Metro is by far the most reliable and fastest type of public transport. Buses, trolleybuses and trams are your next choice especially in the areas that metro doesn’t cover. Public transports in Kiev start working at 6-7 am and cease their operations at 11pm – 12 am depending on the type and location.
Taxis are also a very popular type of transport in Kiev. I’d recommend avoiding their services though, since it’s not that cheap. (Although some sources I checked prior our visit to Kiev claimed the opposite.) However, if time is an issue, the taxis are the fastest way to get around.
Uber has recently appeared on the streets on Kiev and is a great alternative to the old-fashioned taxis.
Those who arrive in Kiev via Kiev Boryspil International Airport can either hire a taxi, Uber or use Skybus to get to the city. Besides being the cheaper option, Skybus, however, has a few disadvantages. It takes approximately one hour to get to Kiev’s main railway station. From there you need to take other public transportation to continue to your desired destination.
Places to visit in Kiev
Kiev is not a city you can explore in one day. Simply, because it’s way too large and its landmarks are way too scattered to see them all during a short visit. Nevertheless, the center of the city is very walk friendly and features some of the main attractions within a short walk from each other. But regardless of the duration of your visit to Kiev, the following are the places you must see.
St. Sophia’s Cathedral
One of the first World Heritage Sites in Ukraine, St. Sophia’s Cathedral is Kiev’s oldest church and one of the finest examples of Ukrainian architecture. Apart from the main building, the cathedral features a bell tower that you can enter for a small fee and the House of Metropolitan.
St. Michael’s Golden-Domed Monastery
Located opposite St. Sophia’s Cathedral, St. Michael’s Golden-Domed Cathedral impresses with its sky blue walls and golden domes. Originally built in 1108, the Orthodox men’s monastery was destroyed during the Soviet time. After the crush of the Soviet Union, the reconstruction of St. Michael’s Golden-Domed Monastery took place and was completed in 2000.
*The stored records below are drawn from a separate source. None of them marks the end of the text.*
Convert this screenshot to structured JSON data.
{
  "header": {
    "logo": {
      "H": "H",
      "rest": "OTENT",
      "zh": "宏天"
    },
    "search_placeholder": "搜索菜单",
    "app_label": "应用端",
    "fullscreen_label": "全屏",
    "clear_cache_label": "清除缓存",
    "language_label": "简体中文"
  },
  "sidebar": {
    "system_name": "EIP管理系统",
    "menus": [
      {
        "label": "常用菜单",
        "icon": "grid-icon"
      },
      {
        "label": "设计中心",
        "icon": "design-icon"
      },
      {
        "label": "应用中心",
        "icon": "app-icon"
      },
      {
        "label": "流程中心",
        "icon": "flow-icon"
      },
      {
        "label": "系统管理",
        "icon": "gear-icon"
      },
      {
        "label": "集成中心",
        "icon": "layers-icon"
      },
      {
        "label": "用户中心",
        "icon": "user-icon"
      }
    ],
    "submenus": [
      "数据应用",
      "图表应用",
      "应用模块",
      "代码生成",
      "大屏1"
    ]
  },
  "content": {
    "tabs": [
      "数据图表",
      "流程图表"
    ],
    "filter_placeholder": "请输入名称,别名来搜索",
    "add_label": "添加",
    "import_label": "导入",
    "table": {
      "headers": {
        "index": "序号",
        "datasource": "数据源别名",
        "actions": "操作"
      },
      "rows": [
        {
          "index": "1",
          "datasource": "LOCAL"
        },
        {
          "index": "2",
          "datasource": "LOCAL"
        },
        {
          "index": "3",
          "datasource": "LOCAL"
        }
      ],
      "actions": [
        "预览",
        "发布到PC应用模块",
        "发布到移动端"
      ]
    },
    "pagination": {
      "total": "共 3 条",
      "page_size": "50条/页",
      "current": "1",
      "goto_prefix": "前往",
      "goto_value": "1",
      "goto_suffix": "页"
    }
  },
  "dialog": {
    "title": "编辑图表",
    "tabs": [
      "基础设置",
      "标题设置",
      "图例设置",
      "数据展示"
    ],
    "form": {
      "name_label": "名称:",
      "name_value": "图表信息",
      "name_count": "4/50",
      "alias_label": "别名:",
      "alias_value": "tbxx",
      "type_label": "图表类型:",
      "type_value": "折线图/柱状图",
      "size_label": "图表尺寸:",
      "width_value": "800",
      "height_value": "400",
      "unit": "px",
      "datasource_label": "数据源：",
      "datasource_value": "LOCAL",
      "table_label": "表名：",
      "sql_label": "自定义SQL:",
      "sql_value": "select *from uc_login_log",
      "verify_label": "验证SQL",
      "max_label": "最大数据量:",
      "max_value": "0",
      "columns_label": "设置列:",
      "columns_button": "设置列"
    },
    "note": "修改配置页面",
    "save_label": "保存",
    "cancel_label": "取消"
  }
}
A short walk away is located Independence Square, better known as Maidan Nezalezhnosti or simply Maidan. One of Kiev’s main square, it’s most famous for the role it played in the Ukrainian revolution of 2014.
From St. Sophia’s Cathedral, a seven-minutes walk via Volodymyrska Street takes you to the Golden Gate, the main gate left from the old fortifications of Kiev.
Kiev Pechersk Lavra
Kiev Pechersk Lavra is one of the most remarkable and must-visit places in Kiev. With its gold-domed churches and underground labyrinths, the place boasts history and secrets that ask for a separate visit to Kiev. Apart from tourists, the Lavra opens its doors to Orthodox pilgrims from all around the world.
Things to Know before Visiting Kiev
- Ukrainian hryvnia is the official currency in Ukraine.
- Ukrainian is the official language.
- Russian is another common language in Ukraine. (However, I learned from my Ukrainian friends years ago, some Ukrainians don’t like Russians and wouldn’t even talk to you.) My experience was completely different. People replied to me in Russian when they heard me speaking this language.
- English is not very popular and you might want to learn a few common phrases before your visit to Kiev.